IT investment to grow 6% in Brazil in 2014

Organizations will still commit resources to technology despite economic slowdown, says study
Written by Angelica Mari, Contributing Writer

Investments in technology in 2014 should grow in Brazil next year, despite the country's not-so-bullish economic climate.

A recent survey that polled 1,000 decision makers in large and medium enterprises estimates that tech investment should grow by 6 percent to R$71.2bn ($30.6bn) in the coming year.

The annual study, carried out by Instituto Sem Fronteiras (ISF) on IT investment trends says that due to low GDP growth and more conservative budgeting, this is the second year in a row that growth rates stay at 6 percent - historically, IT investment growth in Brazil remained at an average 10 percent.
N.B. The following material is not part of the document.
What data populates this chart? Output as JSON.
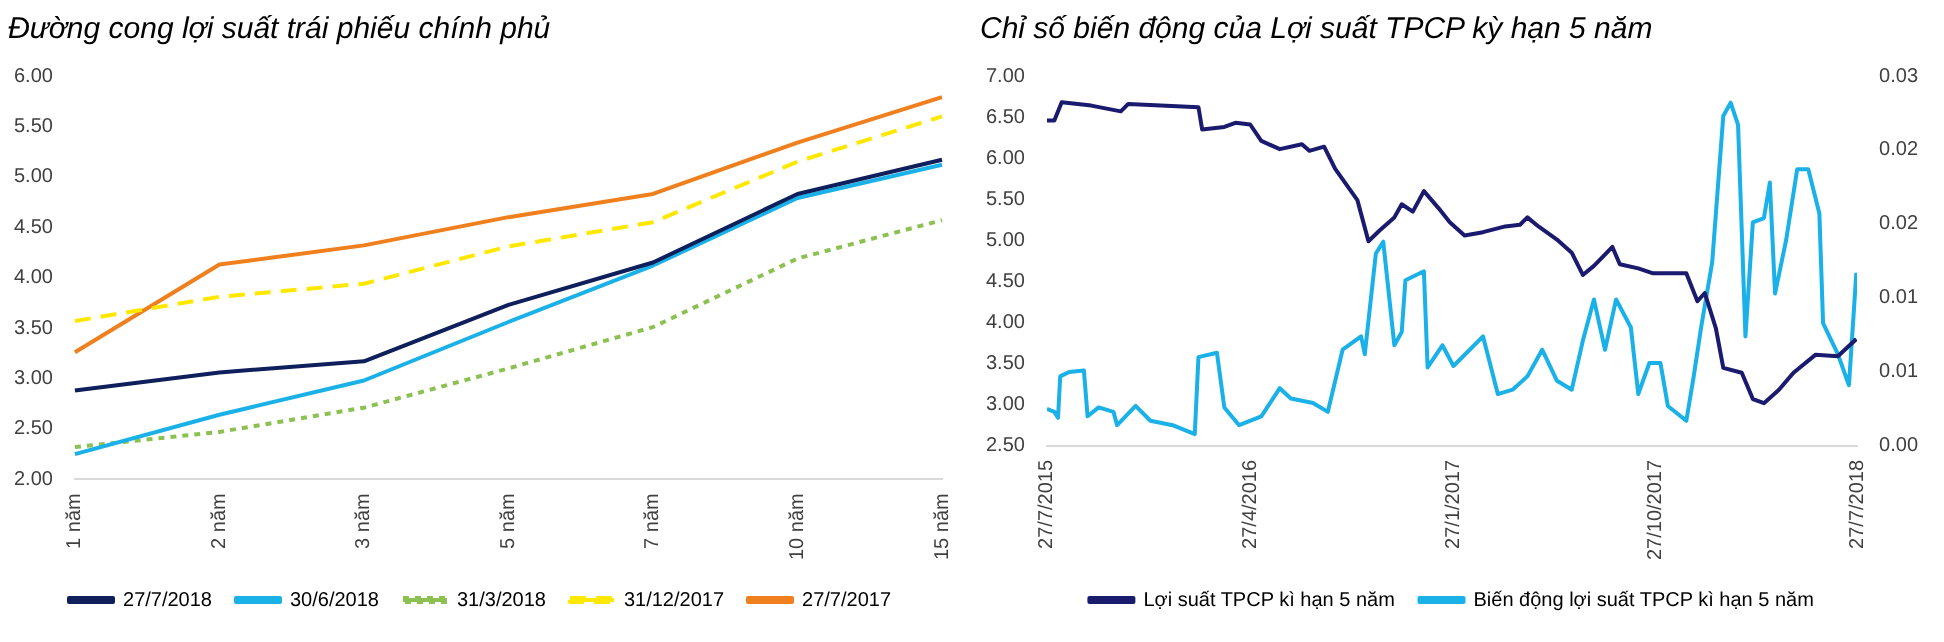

According to the research director at ISF Ivair Rodrigues, some developments that have taken place in the last couple of years have prompted a stagnation in IT investment growth in Brazil.

"In 2007, expenditure on internal labor accounted for 25 percent of IT budgets. Today, that percentage is 36 percent and that is set to keep on increasing due to lack of manpower in the country, which increases cost and limits new IT investments," says Rodrigues.

"It is important to mention that the rise in the dollar against the real of over 14 percent this year affects the purchasing power of companies acquiring hardware and software, which are items with pricing pegged to the dollar," the analyst adds.

Some 46 percent of respondents mentioned that their IT budget are lower than desired, according to the survey. But some 46 percent of respondents intend to upgrade their IT infrastructure in 2014, a 50 percent increase in relation to 2013.

According to ISF's Rodrigues, the challenge will be to reconcile these plans with the budget. To that end, 45 percent of those polled will try to renegotiate the current contracts.

Another noteworthy finding of the survey is that investments in training for IT staff will nearly double in 2014.

"Without skilled labor there is no innovation - and this is the big challenge for companies in Brazil," says Rodrigues.